Fuerte aumento de la salida de capital de cartera de Japón tras la intervención
Si los operadores esperan una nueva intervención o una acción posterior del Banco de Japón, el atractivo del yen como moneda de financiación podría debilitarse. Cualquiera de estos movimientos puede provocar volatilidad temporal, forzando a los inversores a cerrar posiciones rápidamente e intensificando los vaivenes de precios entre mercados.
Según fuentes cercanas, como señal del creciente nerviosismo por la debilidad del yen, el gobierno de la primera ministra Sanae Takaichi apoya que el Banco de Japón suba tasas próximamente, y el siguiente movimiento probablemente se dé en septiembre u octubre.

Incluso después de las intervenciones, los bajistas del yen siguen unidos
Carol Lye, portfolio manager y analista sénior de Brandywine Global Investment Management en Singapur, indicó: "Si las intervenciones logran frenar la depreciación, el yen no debería superar el nivel de 162", y agregó que el carry trade podría migrar hacia otras monedas de bajo rendimiento como el euro o el franco suizo.
Inversores como Damien Loh, Chief Investment Officer de Ericsenz Capital en Singapur, tampoco se han retirado.
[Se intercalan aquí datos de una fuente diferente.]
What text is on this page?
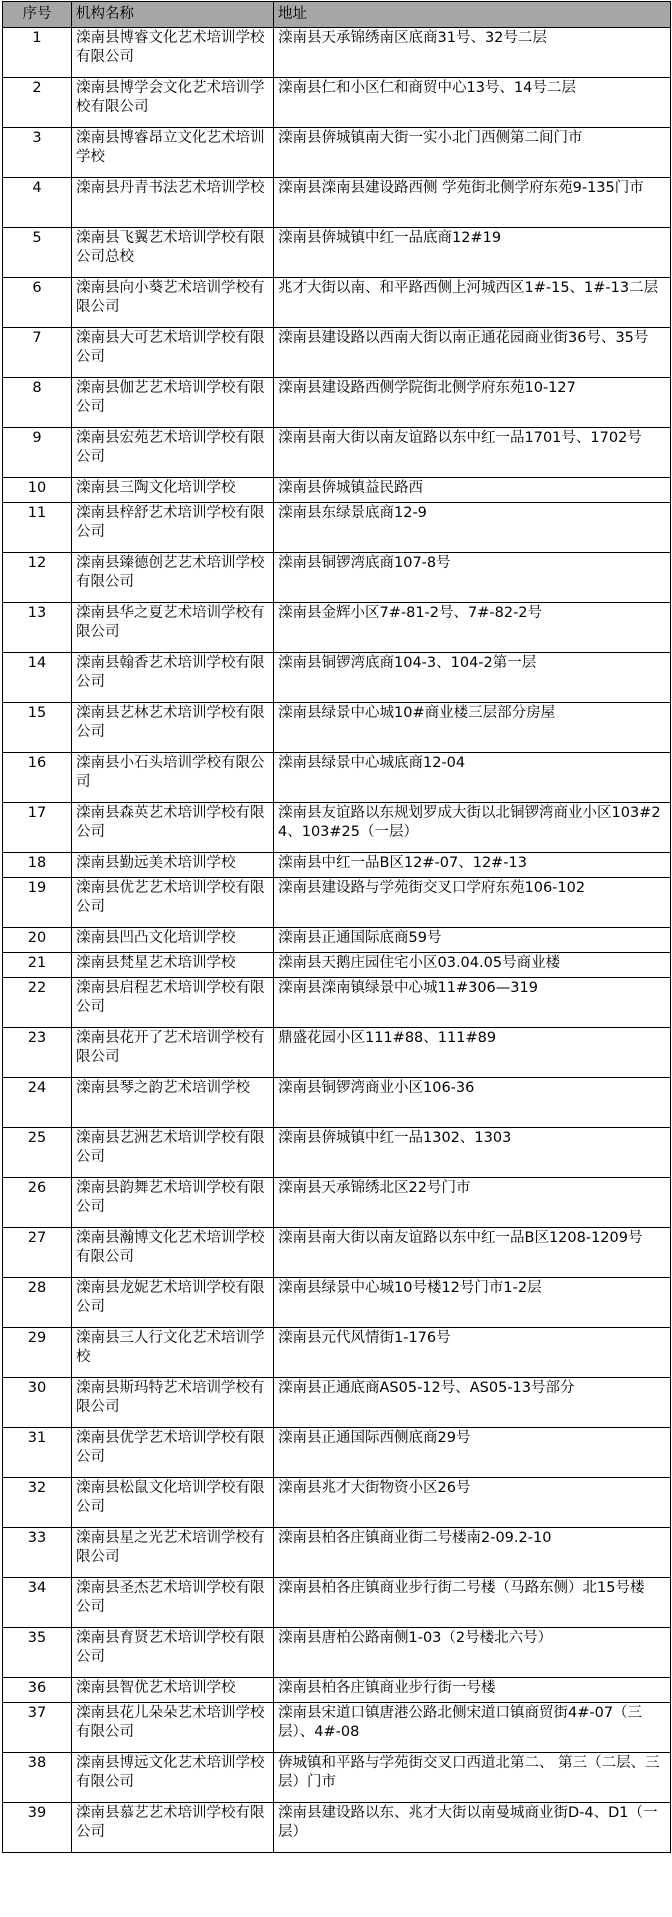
序号	机构名称	地址
1	滦南县博睿文化艺术培训学校有限公司	滦南县天承锦绣南区底商31号、32号二层
2	滦南县博学会文化艺术培训学校有限公司	滦南县仁和小区仁和商贸中心13号、14号二层
3	滦南县博睿昂立文化艺术培训学校	滦南县倴城镇南大街一实小北门西侧第二间门市
4	滦南县丹青书法艺术培训学校	滦南县滦南县建设路西侧 学苑街北侧学府东苑9-135门市
5	滦南县飞翼艺术培训学校有限公司总校	滦南县倴城镇中红一品底商12#19
6	滦南县向小葵艺术培训学校有限公司	兆才大街以南、和平路西侧上河城西区1#-15、1#-13二层
7	滦南县大可艺术培训学校有限公司	滦南县建设路以西南大街以南正通花园商业街36号、35号
8	滦南县伽艺艺术培训学校有限公司	滦南县建设路西侧学院街北侧学府东苑10-127
9	滦南县宏苑艺术培训学校有限公司	滦南县南大街以南友谊路以东中红一品1701号、1702号
10	滦南县三陶文化培训学校	滦南县倴城镇益民路西
11	滦南县梓舒艺术培训学校有限公司	滦南县东绿景底商12-9
12	滦南县臻德创艺艺术培训学校有限公司	滦南县铜锣湾底商107-8号
13	滦南县华之夏艺术培训学校有限公司	滦南县金辉小区7#-81-2号、7#-82-2号
14	滦南县翰香艺术培训学校有限公司	滦南县铜锣湾底商104-3、104-2第一层
15	滦南县艺林艺术培训学校有限公司	滦南县绿景中心城10#商业楼三层部分房屋
16	滦南县小石头培训学校有限公司	滦南县绿景中心城底商12-04
17	滦南县森英艺术培训学校有限公司	滦南县友谊路以东规划罗成大街以北铜锣湾商业小区103#24、103#25（一层）
18	滦南县勤远美术培训学校	滦南县中红一品B区12#-07、12#-13
19	滦南县优艺艺术培训学校有限公司	滦南县建设路与学苑街交叉口学府东苑106-102
20	滦南县凹凸文化培训学校	滦南县正通国际底商59号
21	滦南县梵星艺术培训学校	滦南县天鹅庄园住宅小区03.04.05号商业楼
22	滦南县启程艺术培训学校有限公司	滦南县滦南镇绿景中心城11#306—319
23	滦南县花开了艺术培训学校有限公司	鼎盛花园小区111#88、111#89
24	滦南县琴之韵艺术培训学校	滦南县铜锣湾商业小区106-36
25	滦南县艺洲艺术培训学校有限公司	滦南县倴城镇中红一品1302、1303
26	滦南县韵舞艺术培训学校有限公司	滦南县天承锦绣北区22号门市
27	滦南县瀚博文化艺术培训学校有限公司	滦南县南大街以南友谊路以东中红一品B区1208-1209号
28	滦南县龙妮艺术培训学校有限公司	滦南县绿景中心城10号楼12号门市1-2层
29	滦南县三人行文化艺术培训学校	滦南县元代风情街1-176号
30	滦南县斯玛特艺术培训学校有限公司	滦南县正通底商AS05-12号、AS05-13号部分
31	滦南县优学艺术培训学校有限公司	滦南县正通国际西侧底商29号
32	滦南县松鼠文化培训学校有限公司	滦南县兆才大街物资小区26号
33	滦南县星之光艺术培训学校有限公司	滦南县柏各庄镇商业街二号楼南2-09.2-10
34	滦南县圣杰艺术培训学校有限公司	滦南县柏各庄镇商业步行街二号楼（马路东侧）北15号楼
35	滦南县育贤艺术培训学校有限公司	滦南县唐柏公路南侧1-03（2号楼北六号）
36	滦南县智优艺术培训学校	滦南县柏各庄镇商业步行街一号楼
37	滦南县花儿朵朵艺术培训学校有限公司	滦南县宋道口镇唐港公路北侧宋道口镇商贸街4#-07（三层）、4#-08
38	滦南县博远文化艺术培训学校有限公司	倴城镇和平路与学苑街交叉口西道北第二、 第三（二层、三层）门市
39	滦南县慕艺艺术培训学校有限公司	滦南县建设路以东、兆才大街以南曼城商业街D-4、D1（一层）
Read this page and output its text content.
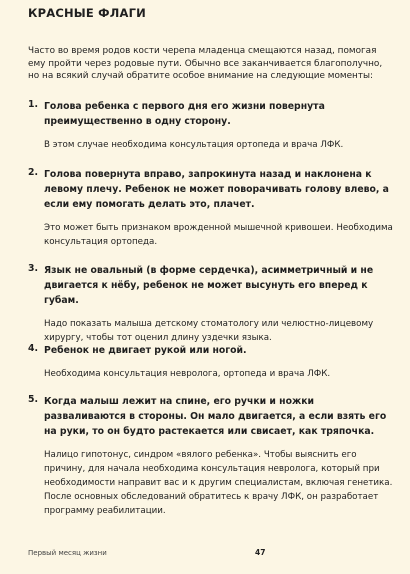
КРАСНЫЕ ФЛАГИ
Часто во время родов кости черепа младенца смещаются назад, помогая ему пройти через родовые пути. Обычно все заканчивается благополучно, но на всякий случай обратите особое внимание на следующие моменты:
1. Голова ребенка с первого дня его жизни повернута преимущественно в одну сторону.
В этом случае необходима консультация ортопеда и врача ЛФК.
2. Голова повернута вправо, запрокинута назад и наклонена к левому плечу. Ребенок не может поворачивать голову влево, а если ему помогать делать это, плачет.
Это может быть признаком врожденной мышечной кривошеи. Необходима консультация ортопеда.
3. Язык не овальный (в форме сердечка), асимметричный и не двигается к нёбу, ребенок не может высунуть его вперед к губам.
Надо показать малыша детскому стоматологу или челюстно-лицевому хирургу, чтобы тот оценил длину уздечки языка.
4. Ребенок не двигает рукой или ногой.
Необходима консультация невролога, ортопеда и врача ЛФК.
5. Когда малыш лежит на спине, его ручки и ножки разваливаются в стороны. Он мало двигается, а если взять его на руки, то он будто растекается или свисает, как тряпочка.
Налицо гипотонус, синдром «вялого ребенка». Чтобы выяснить его причину, для начала необходима консультация невролога, который при необходимости направит вас и к другим специалистам, включая генетика. После основных обследований обратитесь к врачу ЛФК, он разработает программу реабилитации.
Первый месяц жизни	47
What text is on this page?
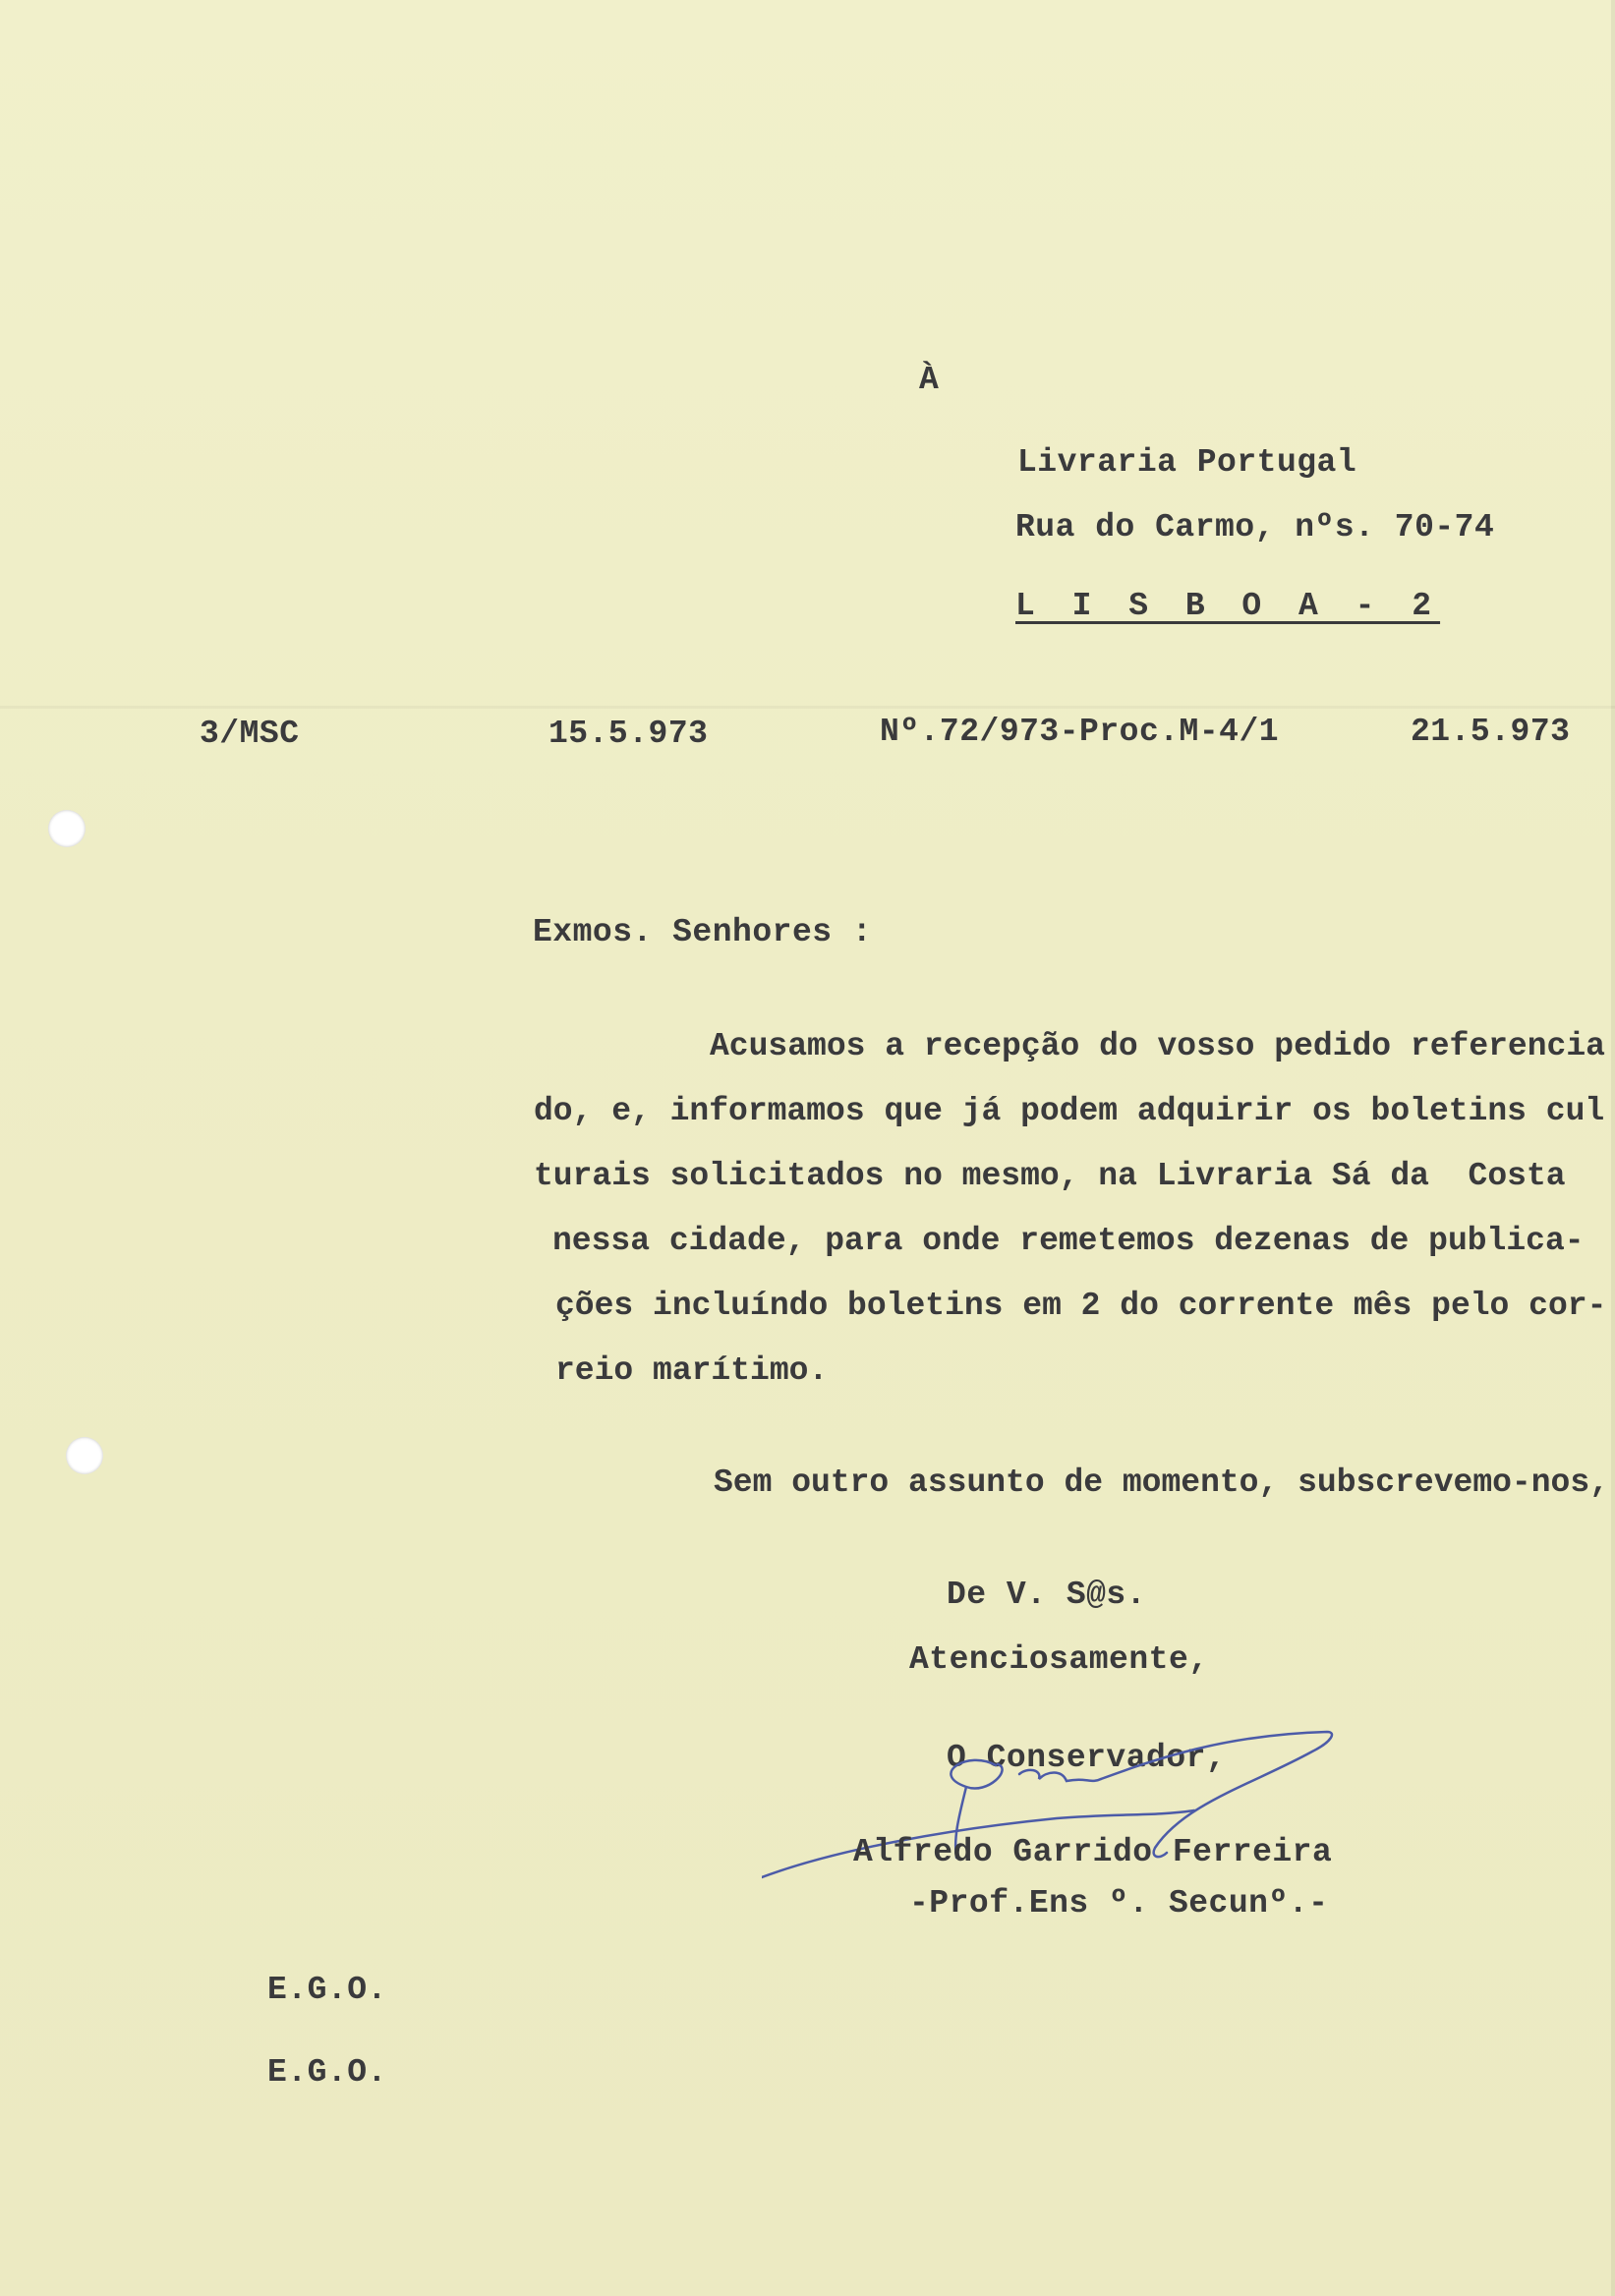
À
Livraria Portugal
Rua do Carmo, nºs. 70-74
L I S B O A - 2
3/MSC	15.5.973	Nº.72/973-Proc.M-4/1	21.5.973
Exmos. Senhores :
Acusamos a recepção do vosso pedido referencia
do, e, informamos que já podem adquirir os boletins cul
turais solicitados no mesmo, na Livraria Sá da  Costa
nessa cidade, para onde remetemos dezenas de publica-
ções incluíndo boletins em 2 do corrente mês pelo cor-
reio marítimo.
Sem outro assunto de momento, subscrevemo-nos,
De V. S@s.
Atenciosamente,
O Conservador,
Alfredo Garrido Ferreira
-Prof.Ens º. Secunº.-
E.G.O.
E.G.O.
Tras la última intervención, volvió a comprar dólares frente a yenes alrededor de 157. Señaló que, además del rendimiento positivo por carry, esta operación sirve como cobertura frente a otras posiciones bajistas en dólares de su cartera.
"Soy optimista con el oro o el dólar australiano, porque la narrativa de depreciación del dólar está cobrando fuerza de nuevo," dijo Damien Loh, "Si no quiero demasiada exposición al dólar, puedo comprar dólares contra yenes. Así obtengo cobertura y, además, un carry trade positivo: el día ideal."
Los swaps de índices overnight muestran que los operadores apuestan a una subida de 25 puntos básicos por parte del Banco de Japón antes de octubre, aunque esto difícilmente acercará el diferencial de tasas con respecto a Estados Unidos. Pese a que los datos de inflación moderada de Estados Unidos redujeron las expectativas de otro incremento de tasas por parte de la Reserva Federal, el banco central podría aún endurecer la política este año.
George Efstathopoulos, portfolio manager de Fidelity International, considera que la demanda por carry trade seguirá vigente, pero respalda que con el apoyo de Estados Unidos la volatilidad también se acrecentará.
"Mientras el Banco de Japón siga atrás de la curva, los carry trades financiados en yenes seguirán prosperando," expresó.